The picture of the beer swilling soldier comes amid a growing scandal following the release of a report recently that Australia’s special forces were allegedly responsible for the unlawful death of 39 Afghans.
A number of photographs obtained by the Guardian show the senior soldier drinking from the leg in an unofficial bar known as the Fat Lady’s Arms, which was set up inside Australia’s special forces base in Tarin Kowt, the capital of Uruzgan province, in 2009, The Guardian reported.
Another photo appears to show two soldiers performing a dance with the leg.
The photograph is the first to be published that confirms previous reports of the practice of using the leg as a drinking vessel, The Guardian reported.
According to the report, some soldiers have said the practice was widely tolerated by officers at high levels and even involved some of them – despite the limb potentially being a war trophy, which Australians soldiers were forbidden from taking from the battlefield.
The Guardian said the leg is believed to have belonged to a suspected Taliban fighter killed during a special forces raid on two compounds and a tunnel complex in Uruzgan in April 2009.
The news outlet stated that the leg was eventually mounted on a wooden plaque under the heading Das Boot, alongside an Iron Cross – a military decoration used in Nazi Germany.
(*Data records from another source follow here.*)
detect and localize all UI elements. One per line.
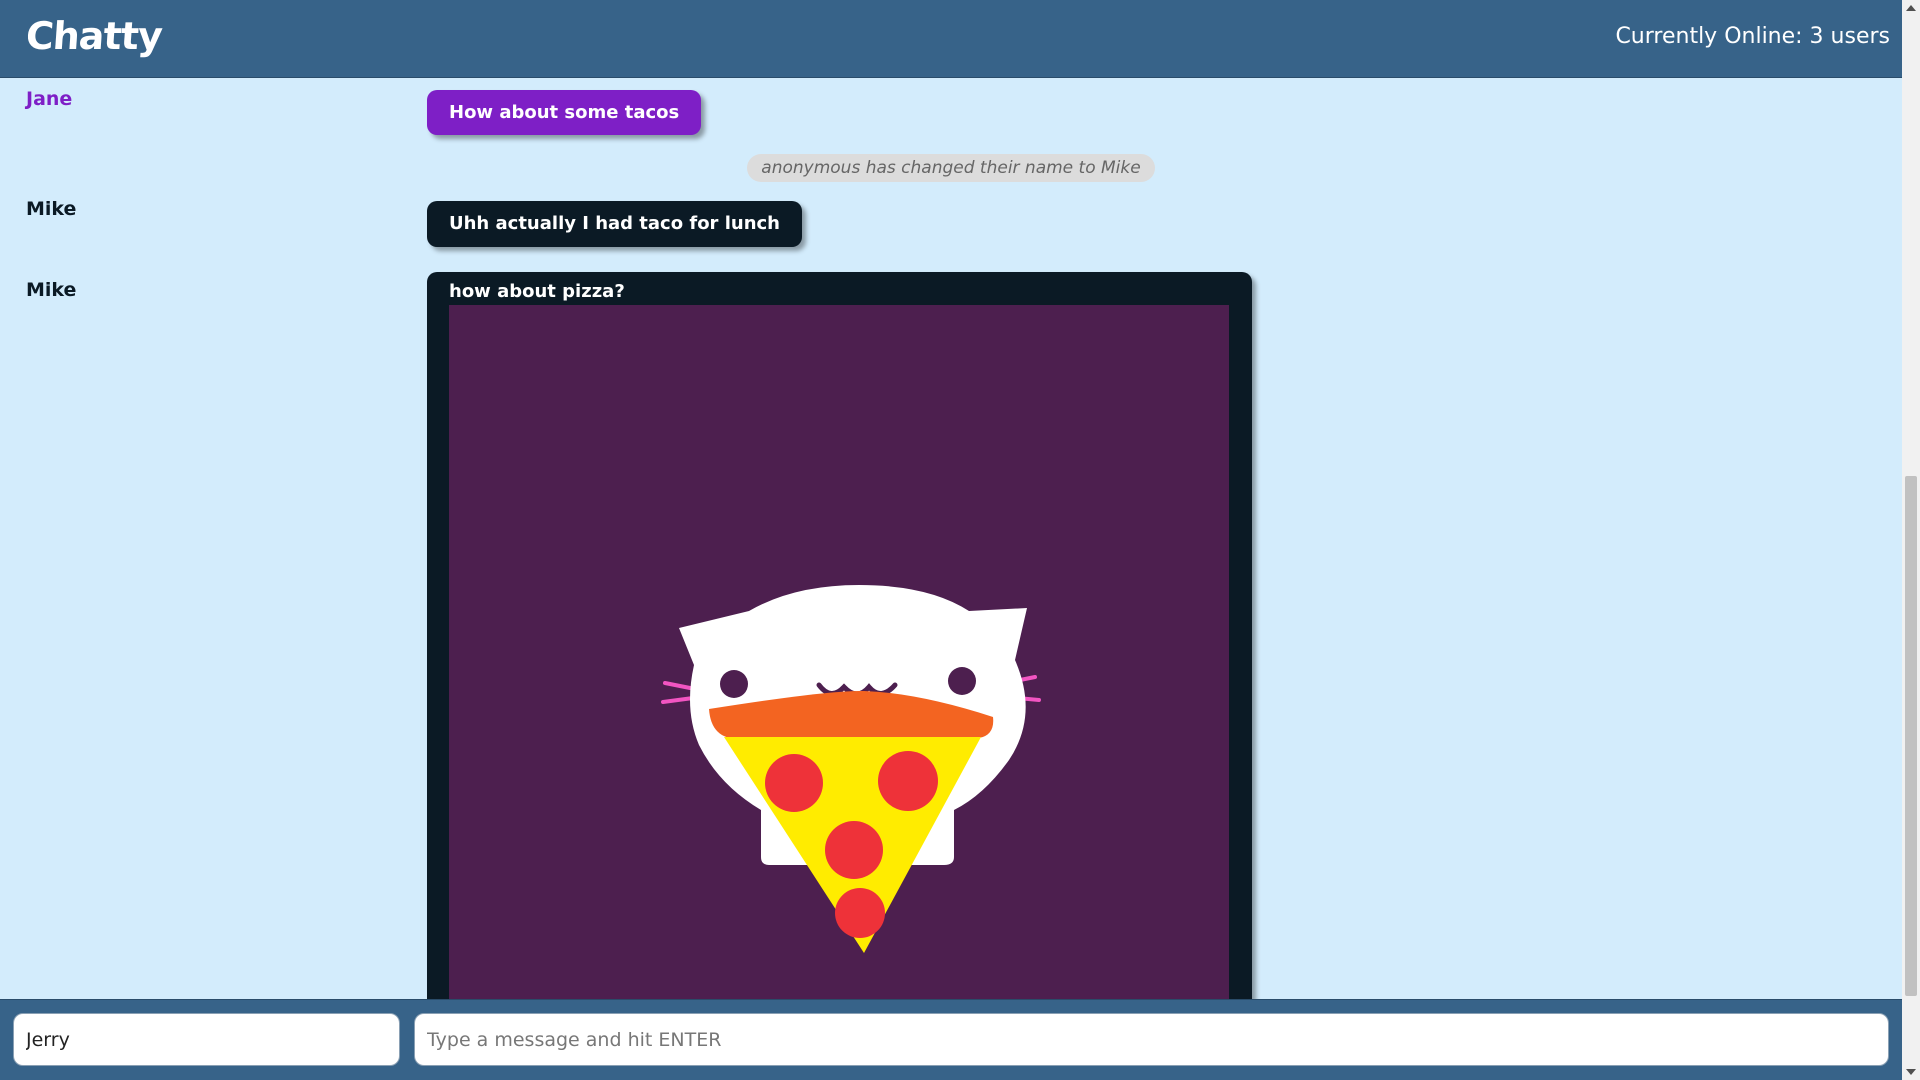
chat-footer [0, 999, 1902, 1080]
system-notification: anonymous has changed their name to Mike [747, 154, 1155, 182]
message-username: Jane [26, 88, 73, 110]
message-bubble: how about pizza? [427, 272, 1252, 999]
username-input[interactable] [13, 1013, 400, 1066]
cat-pizza-illustration [449, 305, 1229, 999]
message-input[interactable] [414, 1013, 1889, 1066]
message-text: How about some tacos [449, 102, 680, 123]
brand-logo[interactable]: Chatty [24, 14, 163, 58]
scrollbar-thumb[interactable] [1905, 476, 1917, 996]
message-text: Uhh actually I had taco for lunch [449, 213, 780, 234]
page-scrollbar[interactable] [1902, 0, 1920, 1080]
message-text: how about pizza? [449, 281, 625, 302]
chat-app: Chatty Currently Online: 3 users Jane Ho… [0, 0, 1902, 1080]
scroll-up-arrow-icon[interactable] [1906, 5, 1916, 11]
message-username: Mike [26, 198, 77, 220]
message-list[interactable]: Jane How about some tacos anonymous has … [0, 79, 1902, 999]
message-bubble: How about some tacos [427, 90, 702, 135]
navbar: Chatty Currently Online: 3 users [0, 0, 1902, 78]
message-username: Mike [26, 279, 77, 301]
scroll-down-arrow-icon[interactable] [1906, 1069, 1916, 1075]
online-users-count: Currently Online: 3 users [1615, 24, 1890, 49]
message-image[interactable] [449, 305, 1229, 999]
message-bubble: Uhh actually I had taco for lunch [427, 201, 802, 247]
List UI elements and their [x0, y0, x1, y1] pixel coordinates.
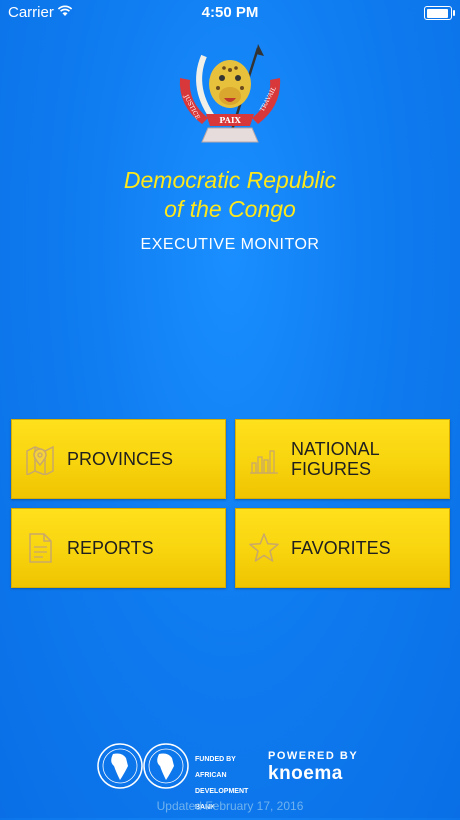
clock: 4:50 PM: [201, 4, 259, 21]
reports-button[interactable]: REPORTS: [11, 508, 226, 588]
knoema-logo: knoema: [268, 763, 343, 784]
coat-of-arms-emblem: PAIX JUSTICE TRAVAIL: [179, 44, 281, 143]
favorites-label: FAVORITES: [291, 538, 391, 558]
status-bar: Carrier 4:50 PM: [0, 0, 460, 26]
national-figures-button[interactable]: NATIONAL FIGURES: [235, 419, 450, 499]
document-icon: [29, 533, 52, 563]
national-figures-label-line1: NATIONAL: [291, 439, 380, 459]
provinces-label: PROVINCES: [67, 449, 174, 469]
funded-line3: DEVELOPMENT: [195, 788, 249, 795]
updated-date: Updated February 17, 2016: [156, 799, 304, 813]
national-figures-label: NATIONAL FIGURES: [291, 439, 380, 479]
country-title-line2: of the Congo: [164, 196, 296, 222]
funded-line1: FUNDED BY: [195, 756, 236, 763]
favorites-button[interactable]: FAVORITES: [235, 508, 450, 588]
motto-paix: PAIX: [219, 115, 241, 125]
footer: FUNDED BY AFRICAN DEVELOPMENT BANK POWER…: [0, 740, 460, 818]
powered-by-text: POWERED BY: [268, 750, 359, 762]
app-subtitle: EXECUTIVE MONITOR: [140, 236, 320, 253]
map-pin-icon: [26, 445, 54, 475]
country-title-line1: Democratic Republic: [123, 167, 337, 193]
funded-line2: AFRICAN: [195, 772, 227, 779]
star-icon: [249, 533, 279, 562]
country-title: Democratic Republic of the Congo: [0, 166, 460, 224]
battery-icon: [424, 6, 455, 20]
reports-label: REPORTS: [67, 538, 154, 558]
bar-chart-icon: [250, 450, 278, 474]
afdb-logo: [97, 743, 189, 789]
provinces-button[interactable]: PROVINCES: [11, 419, 226, 499]
national-figures-label-line2: FIGURES: [291, 459, 372, 479]
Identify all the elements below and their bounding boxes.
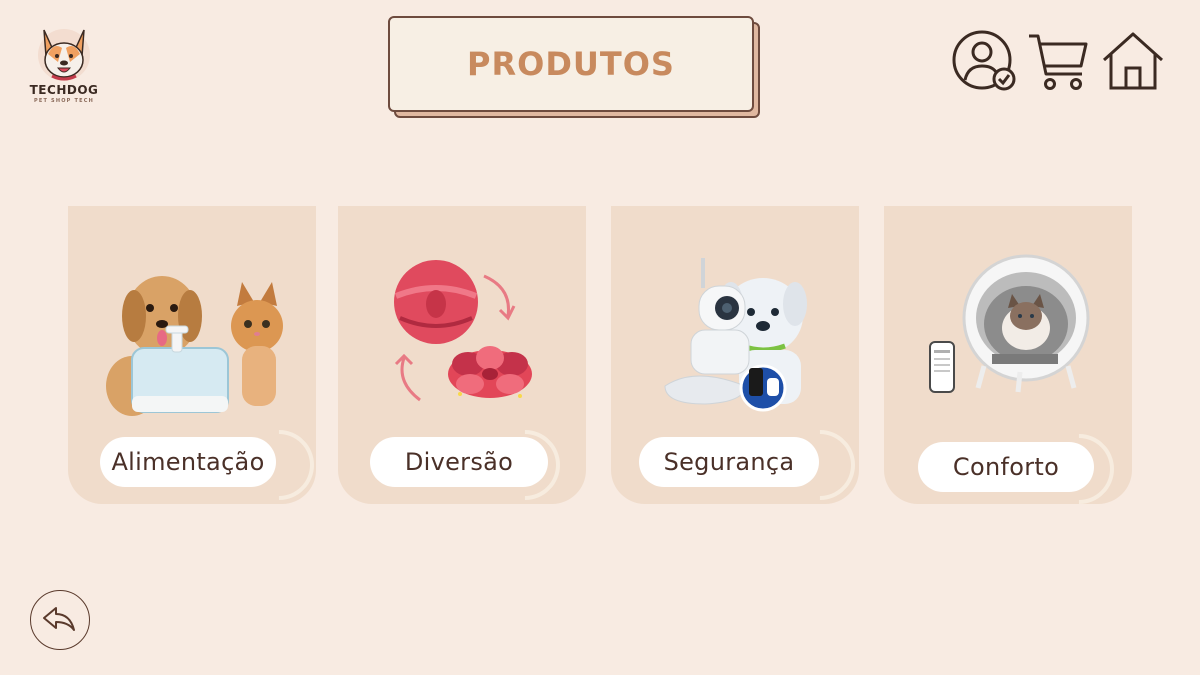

The leg travelled with the squadron at all times, one former trooper told the Guardian.
“Wherever the Fat Lady’s Arms was set up, then that’s where the leg was kept and used occasionally for drinking out of,” he said.
The soldier also said that senior commanders would occasionally visit the bar and would have seen the leg and potentially the practice of drinking from it.
The Guardian reported that rumours that pictures exist of high-ranking officers drinking from the leg have long been circulating in the Australian special forces community and Australian media have also reported about the leg’s existence.
The Guardian stated meanwhile that the war crimes report, released recently, did not mention whether any soldiers were under investigation for taking trophies but did mention the Fat Lady’s Arms as being an example of how ethical leadership was compromised.
The report said of the unauthorised bar that this involved “the toleration, acceptance and participation in a widespread disregard for behavioural norms: such as drinking on operations, the Fat Lady’s Arms, and lax standards of dress, personal hygiene and behaviour – and not only on operations – which would not have been tolerated elsewhere in Army”.